Fritz, in American Sovereigns: The People and America's Constitutional Tradition Before the Civil War, describes a duality in American views on preconditions to the right of revolution: "Some of the first state constitutions included 'alter or abolish' provisions that mirrored the traditional right of revolution" in that they required dire preconditions to its exercise.[18] Maryland's 1776 constitution and New Hampshire's 1784 constitutions required the perversion of the ends of government and the endangering of public liberty and that all other means of redress were to no avail.[19] But in contrast, other states dispensed with the onerous preconditions on the exercise of the right. In the 1776 Virginia constitution the right would arise simply if government was "inadequate" and Pennsylvania's 1776 constitution required only that the people considered a change to be "most conducive" to the public welfare.[20]

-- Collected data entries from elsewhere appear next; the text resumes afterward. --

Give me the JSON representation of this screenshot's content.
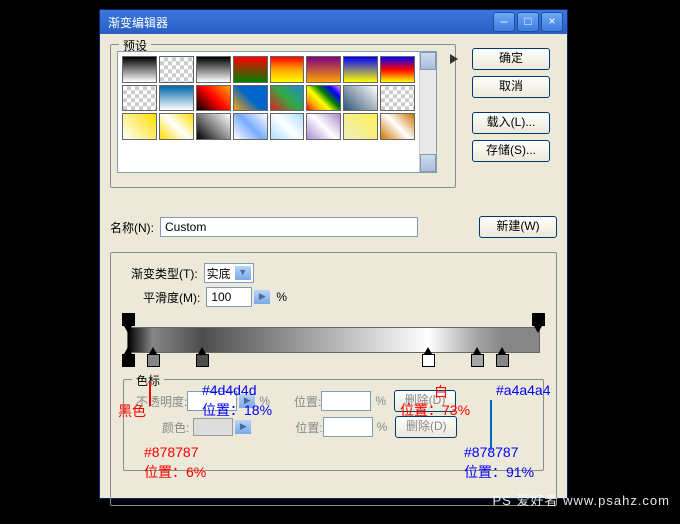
{
  "dialog": {
    "title": "渐变编辑器",
    "buttons": {
      "ok": "确定",
      "cancel": "取消",
      "load": "载入(L)...",
      "save": "存储(S)...",
      "new": "新建(W)"
    }
  },
  "presets": {
    "legend": "预设"
  },
  "nameRow": {
    "label": "名称(N):",
    "value": "Custom"
  },
  "gradientType": {
    "label": "渐变类型(T):",
    "value": "实底"
  },
  "smoothness": {
    "label": "平滑度(M):",
    "value": "100",
    "suffix": "%"
  },
  "stops": {
    "legend": "色标",
    "opacityLabel": "不透明度:",
    "opacitySuffix": "%",
    "locationLabel": "位置:",
    "locationSuffix": "%",
    "deleteLabel": "删除(D)",
    "colorLabel": "颜色:",
    "locationLabel2": "位置:",
    "deleteLabel2": "删除(D)"
  },
  "annotations": {
    "black": "黑色",
    "hex1": "#878787",
    "pos1": "位置：6%",
    "hex2": "#4d4d4d",
    "pos2": "位置：18%",
    "white": "白",
    "pos3": "位置：73%",
    "hex3": "#a4a4a4",
    "hex4": "#878787",
    "pos4": "位置：91%"
  },
  "watermark": "PS 爱好者 www.psahz.com"
}
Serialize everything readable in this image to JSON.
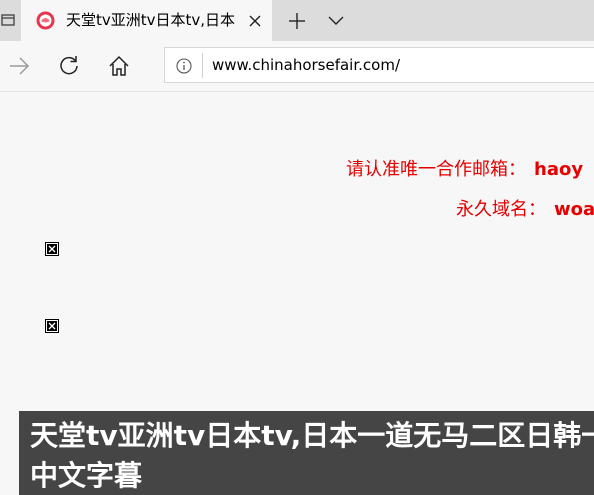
{
  "tab": {
    "title": "天堂tv亚洲tv日本tv,日本"
  },
  "address": {
    "url": "www.chinahorsefair.com/"
  },
  "page": {
    "contact_label": "请认准唯一合作邮箱：",
    "contact_value": "haoy",
    "domain_label": "永久域名：",
    "domain_value": "woa",
    "banner_title": "天堂tv亚洲tv日本tv,日本一道无马二区日韩一中文字暮"
  },
  "colors": {
    "accent_red": "#e60000",
    "banner_bg": "#454545",
    "tab_strip": "#dcdcdc"
  }
}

Natural law or positive law

Descriptions of the Right of Revolution also differ in whether that right is considered to be a natural law (a law whose content is set by nature and that therefore has validity everywhere) or positive law (law enacted or adopted by proper authority for governing of the state).

An example of the dual nature of the right of revolution as both a natural law and as positive law is found in the American revolutionary context. Although the American Declaration of Independence invoked the natural law right of revolution, natural law was not the sole justification for American independence. English constitutional doctrine also supported the colonists’ actions, at least up to a point. By the 1760s, English law recognized what William Blackstone’s Commentaries on the Laws of England called “the law of redress against public oppression.”[21] Like the natural law’s right of revolution, this constitutional law of redress justified the people resisting the sovereign. This law of redress arose from a contract between the people and the king to preserve the public welfare. This original contract was “a central dogma in English and British constitutional law” since “time immemorial.”[22] The Declaration’s long list of grievances declared that this bargain had been breached.[23]

This well-accepted law of redress justified a people resisting unconstitutional acts of government. Liberty depended upon the people’s “ultimate” right to resist. Unconstitutional commands breaching the “voluntary compact between the rulers and the ruled” could be “ignored” and arbitrary commands opposed with force.[24] This right implied a duty on the part of the people to resist unconstitutional acts. As Alexander Hamilton noted in 1775, government exercised powers to protect “the absolute rights” of the people and government forfeited those powers and the people could reclaim them if government breached this constitutional contract.[25]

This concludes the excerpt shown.